And so to bottle

The skin fermented “orange” Dry Moscato and the barrel fermented whole bunch Barbera chilled out, literally, over the Winter. When we got there in late January there was snow on the ground and the vineyards were looking quite spectacular.

Tasting the wines was also pretty special. The Moscato has dropped a little of it’s golden hew and looks a little more “normal”, but still lives up to it’s original promise. Similarly the Barbera is terribly easy to drink, but not just a purely good juice way: there is some great complexity in its joyfulness.

We ran the wines through the lab to get final technical analysis which yielded good and better news. The Alcohol levels are lower than expected and certainly lower than many wines from Italy in 2018 The sulphite levels on the Moscato had to be slightly topped up to 30mg/l (of an allowable 220mg/l in Europe, and 70mg/l for Raw Wine classification). The Barbera has a naturally occurring level of 28 mg/l so we made no addition.

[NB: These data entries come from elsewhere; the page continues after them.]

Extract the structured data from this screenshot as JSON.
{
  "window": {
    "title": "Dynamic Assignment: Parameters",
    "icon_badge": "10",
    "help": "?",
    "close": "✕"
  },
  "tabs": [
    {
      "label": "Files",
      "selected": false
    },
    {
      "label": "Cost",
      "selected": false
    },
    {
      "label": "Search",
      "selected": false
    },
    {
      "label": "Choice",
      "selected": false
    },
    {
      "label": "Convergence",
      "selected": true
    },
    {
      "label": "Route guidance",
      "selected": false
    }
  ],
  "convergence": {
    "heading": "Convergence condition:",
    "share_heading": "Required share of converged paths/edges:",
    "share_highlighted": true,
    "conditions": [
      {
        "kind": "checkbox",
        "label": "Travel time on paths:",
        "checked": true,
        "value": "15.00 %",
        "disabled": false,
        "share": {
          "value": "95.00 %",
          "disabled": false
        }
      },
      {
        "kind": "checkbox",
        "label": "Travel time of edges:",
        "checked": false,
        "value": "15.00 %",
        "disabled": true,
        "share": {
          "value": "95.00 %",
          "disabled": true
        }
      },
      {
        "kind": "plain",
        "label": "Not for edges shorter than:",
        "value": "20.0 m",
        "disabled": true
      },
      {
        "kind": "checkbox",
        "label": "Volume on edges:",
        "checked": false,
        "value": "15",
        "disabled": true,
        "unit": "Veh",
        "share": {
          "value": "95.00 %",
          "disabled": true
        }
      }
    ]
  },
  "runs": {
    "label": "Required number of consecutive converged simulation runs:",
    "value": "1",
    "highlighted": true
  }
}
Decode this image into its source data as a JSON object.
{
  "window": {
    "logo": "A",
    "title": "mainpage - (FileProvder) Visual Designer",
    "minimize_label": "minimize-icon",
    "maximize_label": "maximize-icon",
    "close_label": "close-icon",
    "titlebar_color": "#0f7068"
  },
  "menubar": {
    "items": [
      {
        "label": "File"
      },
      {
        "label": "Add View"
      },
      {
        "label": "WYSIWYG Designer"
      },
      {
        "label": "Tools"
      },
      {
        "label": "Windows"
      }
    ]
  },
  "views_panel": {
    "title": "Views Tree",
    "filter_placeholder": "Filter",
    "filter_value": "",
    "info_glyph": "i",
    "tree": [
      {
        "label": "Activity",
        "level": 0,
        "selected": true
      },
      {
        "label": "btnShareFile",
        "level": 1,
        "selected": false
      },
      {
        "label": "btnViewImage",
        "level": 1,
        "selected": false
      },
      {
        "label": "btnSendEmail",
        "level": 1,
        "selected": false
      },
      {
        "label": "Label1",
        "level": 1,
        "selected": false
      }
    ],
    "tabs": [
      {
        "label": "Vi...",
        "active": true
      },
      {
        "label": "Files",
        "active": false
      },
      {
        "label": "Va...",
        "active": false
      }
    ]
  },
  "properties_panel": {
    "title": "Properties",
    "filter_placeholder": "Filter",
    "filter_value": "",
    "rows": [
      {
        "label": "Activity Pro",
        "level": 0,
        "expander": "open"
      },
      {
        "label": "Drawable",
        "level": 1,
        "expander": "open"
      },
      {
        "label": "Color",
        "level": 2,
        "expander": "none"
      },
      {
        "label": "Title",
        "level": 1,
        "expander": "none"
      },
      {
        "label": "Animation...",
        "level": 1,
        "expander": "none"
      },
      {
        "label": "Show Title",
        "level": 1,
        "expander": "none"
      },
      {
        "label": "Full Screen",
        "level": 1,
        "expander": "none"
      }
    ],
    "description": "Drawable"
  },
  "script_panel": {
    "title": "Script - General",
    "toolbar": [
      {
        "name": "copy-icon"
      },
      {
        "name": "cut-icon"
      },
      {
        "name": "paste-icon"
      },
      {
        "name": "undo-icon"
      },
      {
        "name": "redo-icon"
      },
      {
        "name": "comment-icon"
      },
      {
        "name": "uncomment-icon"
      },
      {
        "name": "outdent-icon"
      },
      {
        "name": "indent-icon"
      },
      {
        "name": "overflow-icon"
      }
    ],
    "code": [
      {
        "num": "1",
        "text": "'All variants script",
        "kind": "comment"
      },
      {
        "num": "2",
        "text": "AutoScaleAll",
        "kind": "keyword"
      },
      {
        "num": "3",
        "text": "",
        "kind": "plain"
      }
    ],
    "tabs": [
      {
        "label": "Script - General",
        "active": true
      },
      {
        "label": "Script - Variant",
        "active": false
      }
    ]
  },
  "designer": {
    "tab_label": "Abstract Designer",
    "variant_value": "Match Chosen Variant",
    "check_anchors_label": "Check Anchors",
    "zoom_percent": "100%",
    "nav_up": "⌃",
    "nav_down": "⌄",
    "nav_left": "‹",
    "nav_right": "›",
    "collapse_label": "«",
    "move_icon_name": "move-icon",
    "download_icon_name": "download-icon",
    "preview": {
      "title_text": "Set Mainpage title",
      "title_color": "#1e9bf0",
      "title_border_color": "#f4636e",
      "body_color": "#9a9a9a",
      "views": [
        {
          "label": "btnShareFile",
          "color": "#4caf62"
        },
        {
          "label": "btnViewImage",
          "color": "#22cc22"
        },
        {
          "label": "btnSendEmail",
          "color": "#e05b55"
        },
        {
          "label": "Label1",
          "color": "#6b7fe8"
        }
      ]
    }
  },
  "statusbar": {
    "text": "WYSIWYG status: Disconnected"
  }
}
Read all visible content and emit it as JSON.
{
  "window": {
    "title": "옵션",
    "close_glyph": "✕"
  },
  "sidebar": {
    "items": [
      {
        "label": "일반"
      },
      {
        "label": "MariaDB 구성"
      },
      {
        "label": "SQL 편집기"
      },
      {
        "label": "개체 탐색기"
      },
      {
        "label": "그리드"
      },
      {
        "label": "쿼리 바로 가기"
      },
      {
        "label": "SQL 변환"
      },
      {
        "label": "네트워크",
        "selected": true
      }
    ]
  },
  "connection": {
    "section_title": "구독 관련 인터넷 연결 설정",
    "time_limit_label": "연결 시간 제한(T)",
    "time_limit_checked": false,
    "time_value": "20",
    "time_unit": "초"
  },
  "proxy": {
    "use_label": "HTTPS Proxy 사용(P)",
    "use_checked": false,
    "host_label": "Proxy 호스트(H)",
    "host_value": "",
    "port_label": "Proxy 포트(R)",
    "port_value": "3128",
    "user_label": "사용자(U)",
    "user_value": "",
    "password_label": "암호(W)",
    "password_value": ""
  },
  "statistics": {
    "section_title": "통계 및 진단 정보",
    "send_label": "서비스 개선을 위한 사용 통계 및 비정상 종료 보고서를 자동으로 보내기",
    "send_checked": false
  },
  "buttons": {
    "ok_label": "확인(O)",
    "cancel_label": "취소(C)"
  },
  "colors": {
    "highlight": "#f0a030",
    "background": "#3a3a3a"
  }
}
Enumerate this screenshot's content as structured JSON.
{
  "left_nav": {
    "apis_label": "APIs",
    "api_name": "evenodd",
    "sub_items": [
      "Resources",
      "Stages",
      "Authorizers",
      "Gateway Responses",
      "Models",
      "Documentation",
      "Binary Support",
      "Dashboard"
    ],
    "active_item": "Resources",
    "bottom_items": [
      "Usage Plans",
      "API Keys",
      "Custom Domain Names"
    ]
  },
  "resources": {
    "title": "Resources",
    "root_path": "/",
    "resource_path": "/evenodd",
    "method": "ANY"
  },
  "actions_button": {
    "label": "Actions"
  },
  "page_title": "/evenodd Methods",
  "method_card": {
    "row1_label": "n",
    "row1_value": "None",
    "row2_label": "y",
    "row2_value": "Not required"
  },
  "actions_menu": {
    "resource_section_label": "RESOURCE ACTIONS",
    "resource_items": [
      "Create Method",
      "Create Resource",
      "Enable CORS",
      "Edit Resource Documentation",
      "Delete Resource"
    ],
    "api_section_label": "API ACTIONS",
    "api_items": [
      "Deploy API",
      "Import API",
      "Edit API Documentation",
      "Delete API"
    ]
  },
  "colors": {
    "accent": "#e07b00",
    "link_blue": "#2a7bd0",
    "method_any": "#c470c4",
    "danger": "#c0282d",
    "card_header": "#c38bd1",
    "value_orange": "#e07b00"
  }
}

After these minor revelations it was a matter of squirting it all into bottles. Really the only high-tech part of the whole wine making process, and quite Balletic to boot. The bottles come from a very environmentally aware factory and have a proportion of recycled glass and are as light as possible: which is a win all round (unless you like those bottles you can lose your hand in the bottom of). The clear glass has in-built UV protection, which means that light strike is not the massive issue it would be normally with colourless glass.